Some national security experts think the way President-elect Donald Trump is setting up his counsel could cause the number of employees in the White House to grow.
That comes on the heels of a 2017 defense authorization act which caps the number of people that can work for the NSC at 150.
But when it comes to other advising boards, such as the Homeland Security Council, and the coordination between the boards more staff may be needed.
“On the big issues dealing with international affairs ranging from homeland security through national security to economic affairs and trade we are now going to have four individuals who are all in the White House directly reporting to the President and the question is ‘Who is going to coordinate the coordinators,’” said Ivo Daalder, president of the Chicago Council on Global Affairs, during a Jan. 5 Council on Foreign Relations event in Washington. “These are the people who are going to be coordinating various parts of the government and then they have to coordinate with themselves … The coordination of the coordination function in the White House is a recipe for more staff.”
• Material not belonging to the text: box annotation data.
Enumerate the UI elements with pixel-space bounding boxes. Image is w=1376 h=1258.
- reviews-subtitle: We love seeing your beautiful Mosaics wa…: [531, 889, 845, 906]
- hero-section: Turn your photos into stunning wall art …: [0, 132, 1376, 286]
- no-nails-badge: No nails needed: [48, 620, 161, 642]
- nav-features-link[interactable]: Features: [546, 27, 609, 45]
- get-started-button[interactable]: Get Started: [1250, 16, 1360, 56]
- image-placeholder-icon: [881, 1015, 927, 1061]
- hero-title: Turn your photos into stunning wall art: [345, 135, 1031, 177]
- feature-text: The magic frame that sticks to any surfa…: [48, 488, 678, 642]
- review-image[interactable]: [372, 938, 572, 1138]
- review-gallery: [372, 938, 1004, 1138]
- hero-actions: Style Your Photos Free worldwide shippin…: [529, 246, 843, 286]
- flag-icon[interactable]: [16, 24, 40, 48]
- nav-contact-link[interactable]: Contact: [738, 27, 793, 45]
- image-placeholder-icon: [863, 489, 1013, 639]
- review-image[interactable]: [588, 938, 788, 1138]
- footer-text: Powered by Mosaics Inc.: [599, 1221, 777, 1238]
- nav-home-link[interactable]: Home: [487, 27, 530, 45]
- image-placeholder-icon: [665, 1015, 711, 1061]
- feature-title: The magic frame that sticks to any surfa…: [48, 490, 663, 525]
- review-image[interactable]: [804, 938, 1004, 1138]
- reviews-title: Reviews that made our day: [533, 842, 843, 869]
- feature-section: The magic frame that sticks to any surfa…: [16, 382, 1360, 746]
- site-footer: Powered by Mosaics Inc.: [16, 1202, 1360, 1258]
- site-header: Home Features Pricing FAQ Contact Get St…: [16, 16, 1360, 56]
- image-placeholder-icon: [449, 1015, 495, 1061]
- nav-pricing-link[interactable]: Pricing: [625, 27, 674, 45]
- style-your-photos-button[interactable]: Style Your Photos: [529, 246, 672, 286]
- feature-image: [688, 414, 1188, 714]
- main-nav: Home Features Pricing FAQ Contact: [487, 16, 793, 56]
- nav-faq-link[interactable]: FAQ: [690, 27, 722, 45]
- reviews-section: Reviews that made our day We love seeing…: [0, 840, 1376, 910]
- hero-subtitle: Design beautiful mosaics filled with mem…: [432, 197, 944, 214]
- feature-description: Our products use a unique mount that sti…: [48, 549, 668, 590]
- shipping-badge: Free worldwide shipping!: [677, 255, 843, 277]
Trump is adding to the existing advisory councils by creating the National Trade Council, headed by David Navarro.
Trump will also have the National Economic Council and possibly the Homeland Security Council.
President Obama merged the Homeland Security Council with the NSC; there is no news as to whether Trump will decouple the two.
Daalder said more staff and more advisory boards will create conflict in the White House.
He added that Trump seems to like that conflict and wants different people coming forward with different points of view.
“He’s creating a White House organization that will do that in spades,” Daalder said.
Still, the NSC will have a lot of rearranging to do under the new administration. The Wall Street Journal reported Trump wants to restructure the Office of the Director of National Intelligence because it is bloated and politicized.
But, Amb. David Miller, a former national security advisor, who is now a senior fellow at the Atlantic Council said the NSC leans toward an all-purpose foreign policy office that tends to be populated with people trusted by whatever administration is in office and not necessarily with staffers with proven interagency experience.
A lesser role for ODNI may put more pressure on NSC to perform. Despite that possibility, national security experts favored shrinking the size of the NSC.
Mac Destler, civic engagement professor at the University of Maryland, College Park, said people in the NSC tend to own issues they are working on. That can become a problem because they will not share work on an issue with government agencies.
“It creates a bottleneck,” Destler said. “The large number is the enemy of the good. … we think 40 to 50 [people] is about right. Now that did not include Homeland Security, so if you add that it makes it a little bigger. Clearly under [George] W. Bush and Barack Obama it’s gotten a lot bigger.”
Daalder said he thought the President should have the discretion to hire the number of people he thought appropriate and Congress should not legislate a certain staff value. Daalder agreed the more people on NSC, the busier they will be on issues they shouldn’t been working on.